Het hoge gras is nat van de dauw – vanochtend op de heenweg was het opvallend mistig – en zo pakken mijn benen en korte broek ook wat vocht mee naar Waterhuizen, waar enkele scheepswerven gevestigd zijn. De Tocht om de Noord ging in 2016 dóór Pattje Shipyards, vandaag mag ik op respectabele afstand blijven. Ik steek het Winschoterdiep over om enkele honderden meters verder de eerste stempelpost buiten de Stad aan te doen: het Van der Valk hotel Groningen – Westerbroek. Bij de receptie krijg ik een stempel en de aanmoediging binnen te genieten van een bordje broodpudding. Ik neem plaats aan de bar, de tafels in het restaurant worden gebruikt voor het ontbijtbuffet van de hotelgasten. Bij het glas thee komt ook een tray met chocolaatjes, pralines en ander zoets. Yummy!
Terug naar Waterhuizen en het fietspad tussen kanaal en Onnerpolder volgen naar Kropswolde. Ja, een lang stuk, maar wel met mooie natuur aan weerszijde, twee natuurbeheerders die in de weer zijn met een kudde Schotse Hooglanders en een stempelpost bij de Amerikaanse windmotor / poldermolen Koetze Tibbe. Van de ooit honderden in de provincie zijin er nog drie over. Een bijzonder pronkjewail dus.
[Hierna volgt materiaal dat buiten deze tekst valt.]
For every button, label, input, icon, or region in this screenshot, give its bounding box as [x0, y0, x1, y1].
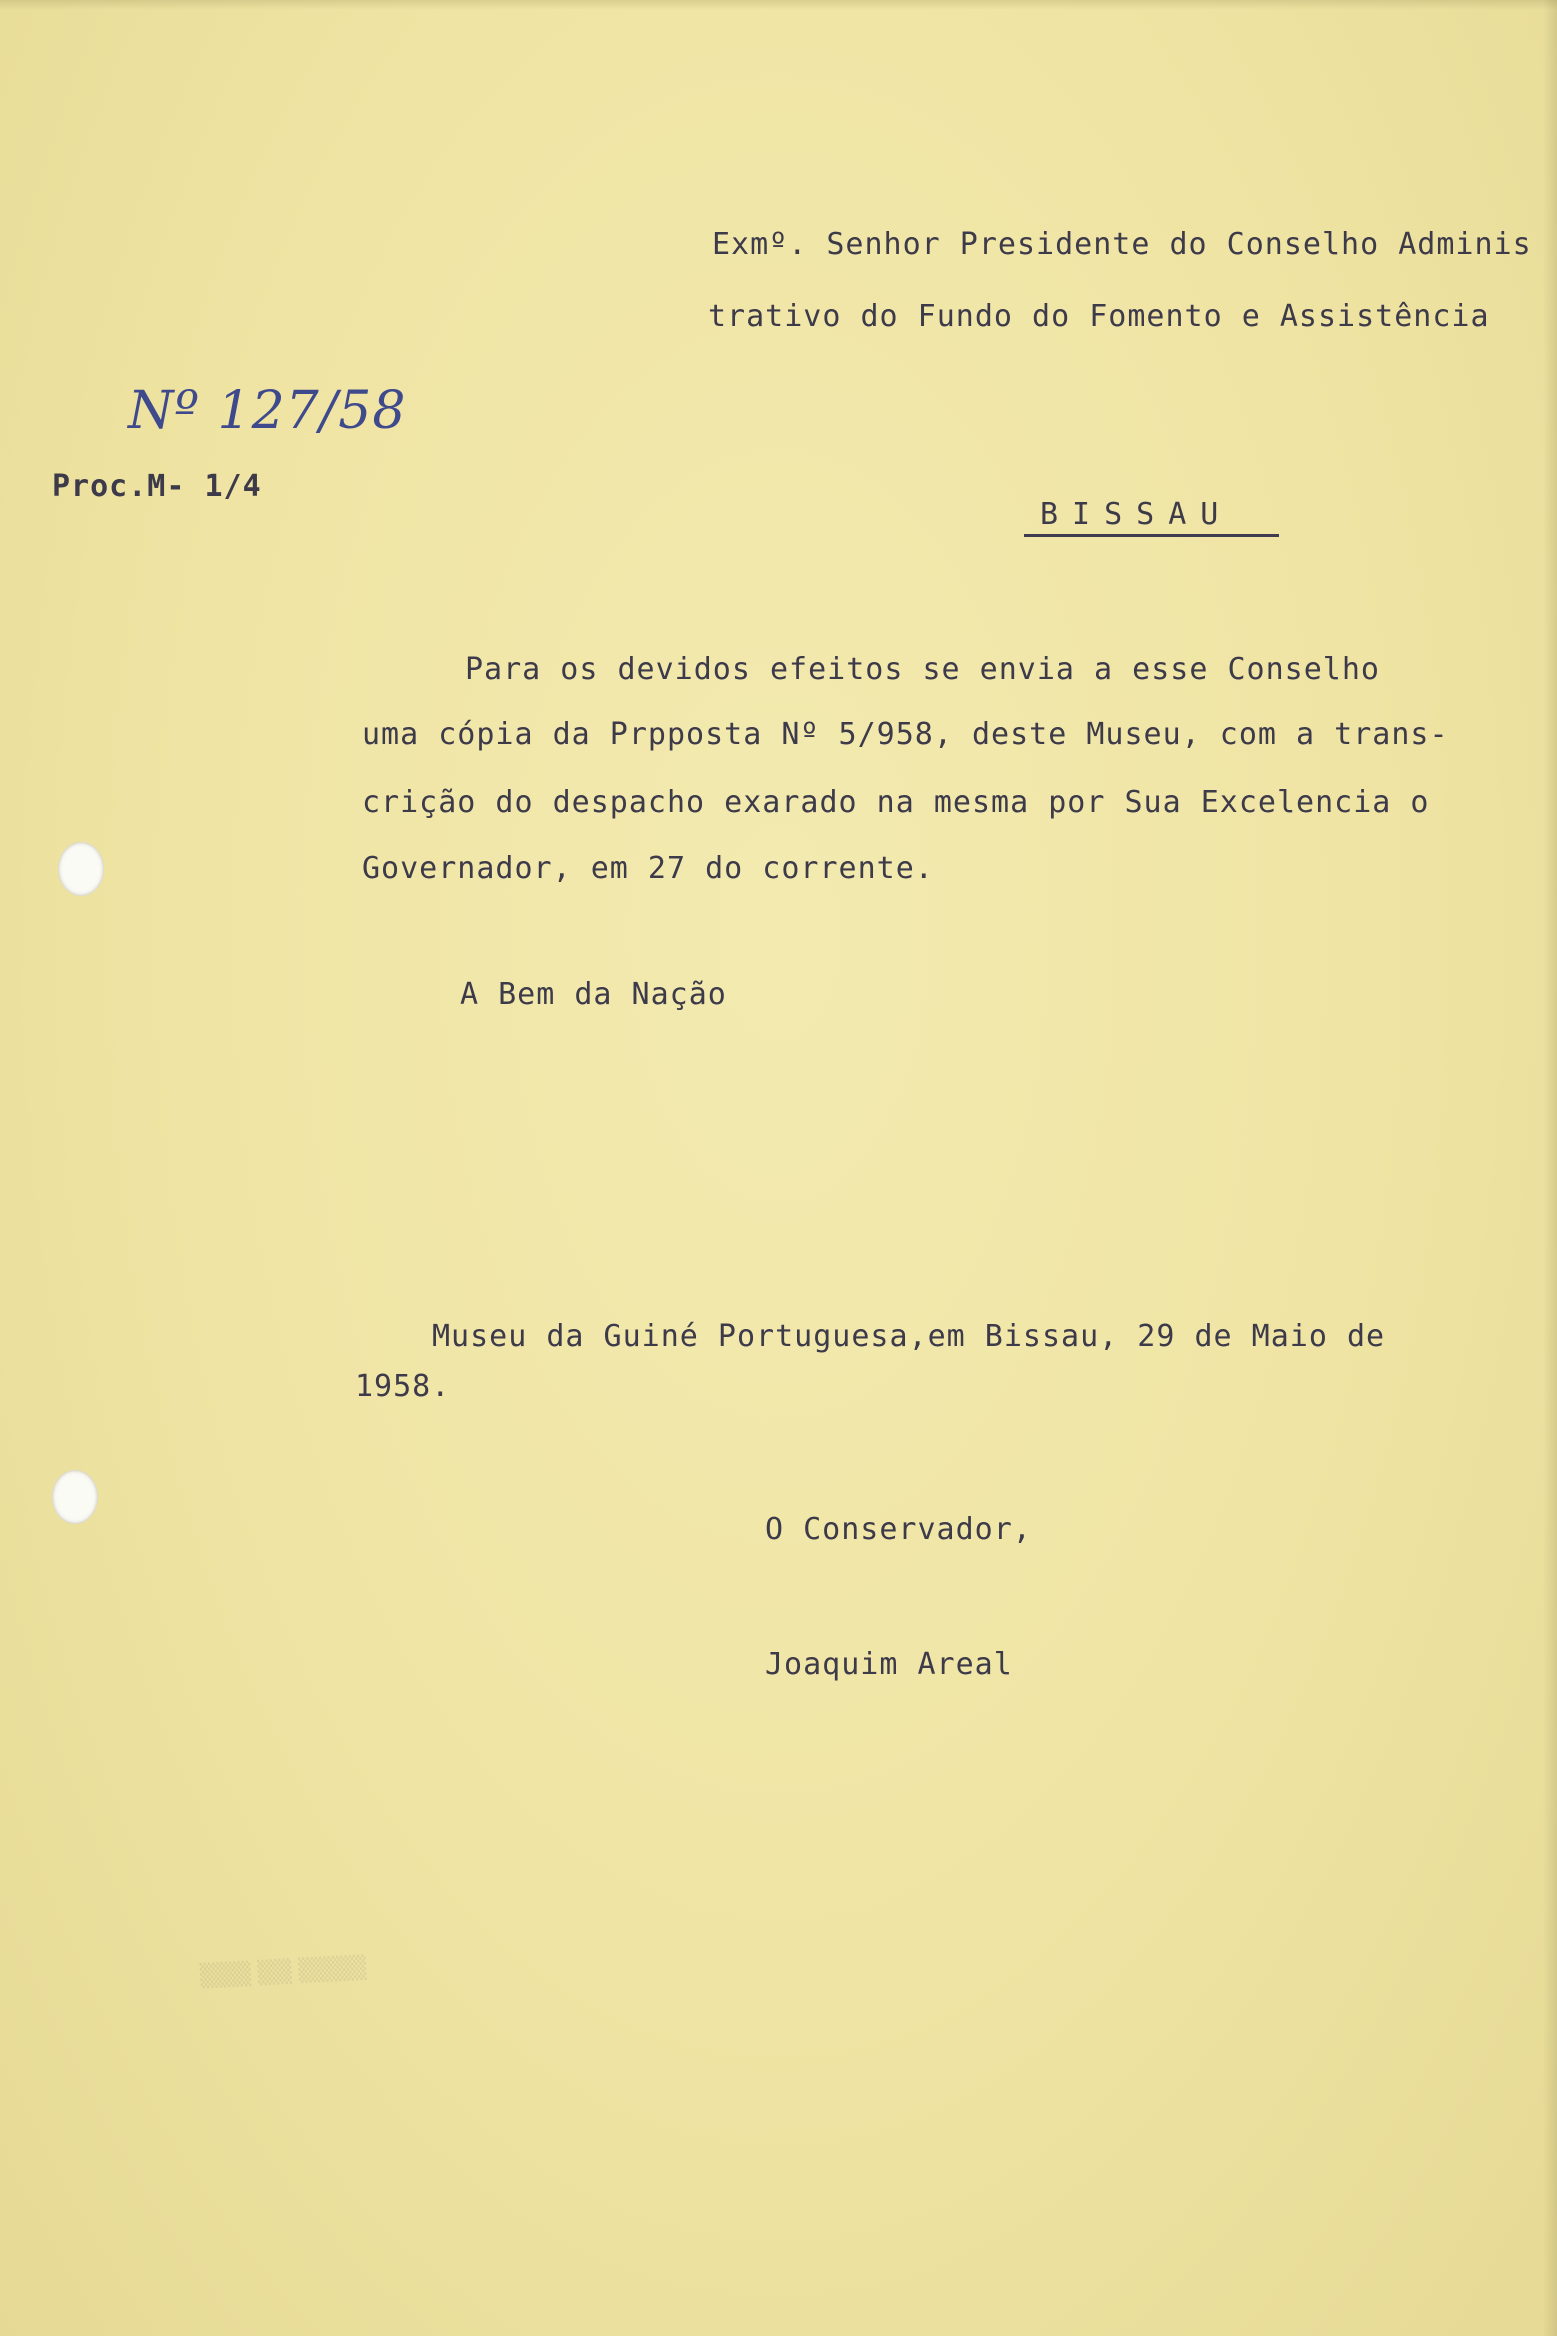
process-reference: Proc.M- 1/4: [52, 469, 262, 504]
handwritten-registry-number: Nº 127/58: [128, 381, 407, 441]
salutation: A Bem da Nação: [460, 977, 727, 1012]
addressee-line-1: Exmº. Senhor Presidente do Conselho Adminis: [712, 227, 1532, 262]
body-line-3: crição do despacho exarado na mesma por Sua Excelencia o: [362, 785, 1430, 820]
punch-hole-bottom: [52, 1470, 98, 1524]
city-heading: BISSAU: [1040, 497, 1233, 532]
paper-top-edge: [0, 0, 1557, 10]
body-line-1: Para os devidos efeitos se envia a esse Conselho: [465, 652, 1380, 687]
place-date-line-2: 1958.: [355, 1369, 451, 1404]
city-underline: [1024, 534, 1279, 537]
paper-right-edge: [1543, 0, 1557, 2336]
signature-title: O Conservador,: [765, 1512, 1032, 1547]
body-line-4: Governador, em 27 do corrente.: [362, 851, 934, 886]
signatory-name: Joaquim Areal: [765, 1647, 1013, 1682]
show-through-marks: ▒▒▒ ▒▒ ▒▒▒▒: [199, 1955, 367, 1990]
place-date-line-1: Museu da Guiné Portuguesa,em Bissau, 29 de Maio de: [432, 1319, 1386, 1354]
punch-hole-top: [58, 842, 104, 896]
addressee-line-2: trativo do Fundo do Fomento e Assistência: [708, 299, 1490, 334]
body-line-2: uma cópia da Prpposta Nº 5/958, deste Museu, com a trans-: [362, 717, 1449, 752]
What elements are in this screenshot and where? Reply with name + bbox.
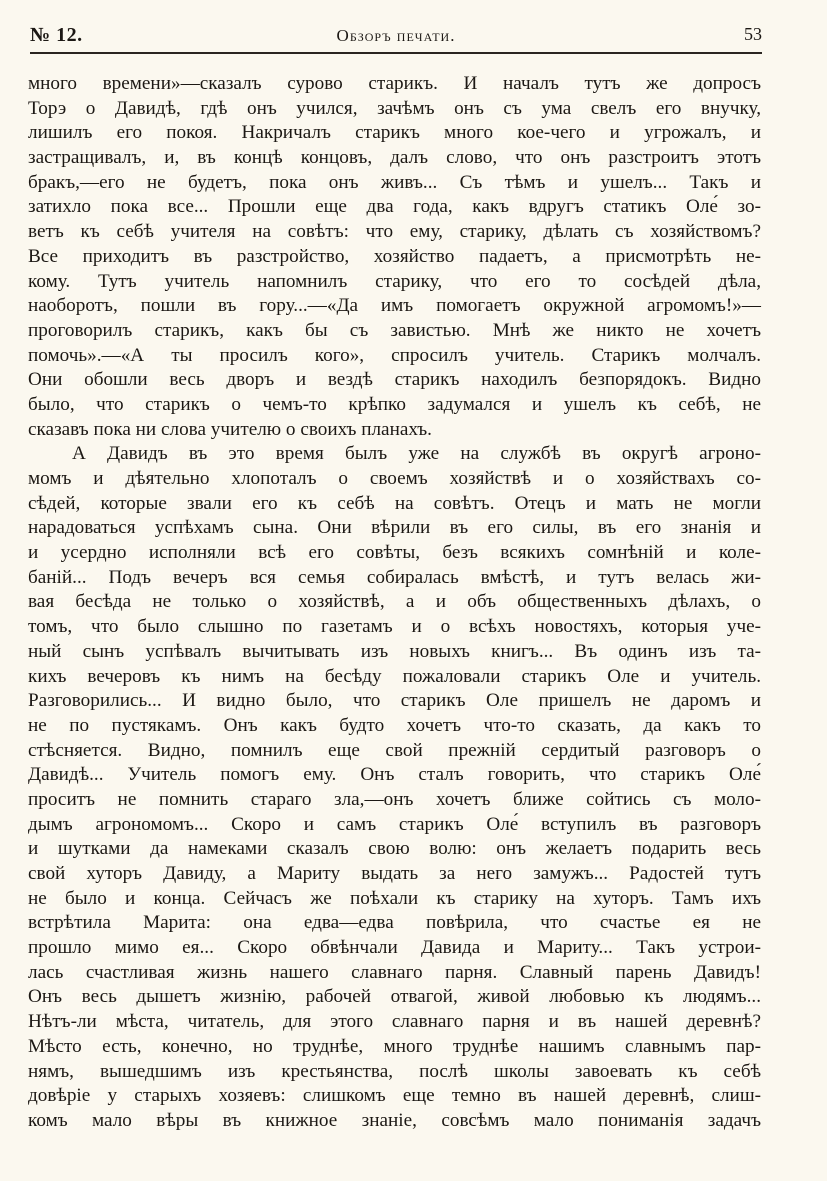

Als ik er na 15km even een bolletje eet, komt er prompt een ander stel met smartphone in de hand. Dat is geen toeval: ook Pronkjewailpad wandelaars op zoek naar de stempel bij de trap naar het water. Ik loop door. Bij molen De Hoop aan de rand van Kropswolde is een winkel Mulder-Pot open met bij de stempel ook een Zomerpracht theezakje als presentje.
Door de bebouwing en het bedrijventerrein van het van Kropswolde in Foxhol en Martenshoek overgaande gebied volgen nog twee bijzonder stempelposten. Het Nationaal Busmuseum is helaas alleen op woensdag-, zaterdag- en zondagmiddag geopend. Nu moet ik het dus met een stempel buiten het gebouw doen. Ik noteer meteen in Any.do binnenkort een keer binnen te gaan kijken. Een hoek verderop, in een nieuwbouwwijkje aan de rand van een park is de atelier / galerie Maria Clobus een stempelpost. Anders dan de app aangeeft, is de post geopend. Maria laat me vriendelijk binnen en leidt me rond in haar atelier, waar ze werkt aan een schilderij van het winkelgebied in Martenshoek, maar ook een zicht op het natuurgebied Leinwijk of de Martinikerk in Groninigen zijn te zien. Ik mag een handgevouwen papieren boekenlegger uitzoeken als cadautje. Blij met zo’n verrassende plek in Martenshoek loop ik de laatste meters naar het station. Met 21,6km zit de etappe erop. Hier zijn we in maart bij de opening van de Zuidroute vanuit Veendam geëindigd. Morgen en de komende weken zal ik etappes in de Veenkoloniën wandelen. Ik neem de stoptrein naar Groningen. Het is 12u en ik bedenk me dat ik best nú naar het Groninger Museum kan.
Groninger Museum toe
Drie tentoonstellingen die nu in het museum te zien zijn, hebben namelijk al enige tijd mijn belangstelling in afwachting van een bezoek deze zomer. Het eeuwfeest van het (actieve) vrouwenkiesrecht als Strijd! zet de diverse aspecten op een rij. Van spotprenten en mannen die zich inzetten voor het vrouwenkiesrecht tot portretten van de hoofdrolspeelsters in de beweging tot de dozen met handtekeningen met de petitie om de grondwet op dit punt aan te passen. Eén vraag blijft onbeantwoord: wat Koningin Wilhelmina, die de grondwetswijziging moest goedkeuring, zelf vond.
Ontwerper en inspirator Daan Roosegaarde heeft met Presence zijn eerste museale acte de présence. Schoenen moeten uit of voorzien van een beschermend hoesje om de niet-biologisch afbreekbare polystyreen bolletjes die de neiging hadden te ontsnappen uit het museum mee de stad in binnen te houden. Fotograferen en aanraken mag in de diverse zalen van de tentoonstelling om lichttekeningen te maken en vast te leggen, te waden door ‘sterrestof’ en in te zien, dat we een actieve rol hebben in het beheren van de aarde.
Boven bekijk ik de met hulp van de computer geweven wandkleden en videoinstallatie van P. Struycken. Terugblikkend op de affiches van de 25 jaar Groninger Museum herken ik goed, wanneer ik ben aangehaakt met regelmatig bezoeken.
Eenmaal weer buiten, onderweg naar huis en al schrijvend aan dit verslag is het nog steeds droog….het lijden dat men vreest, hoef je niet per se te ondergaan.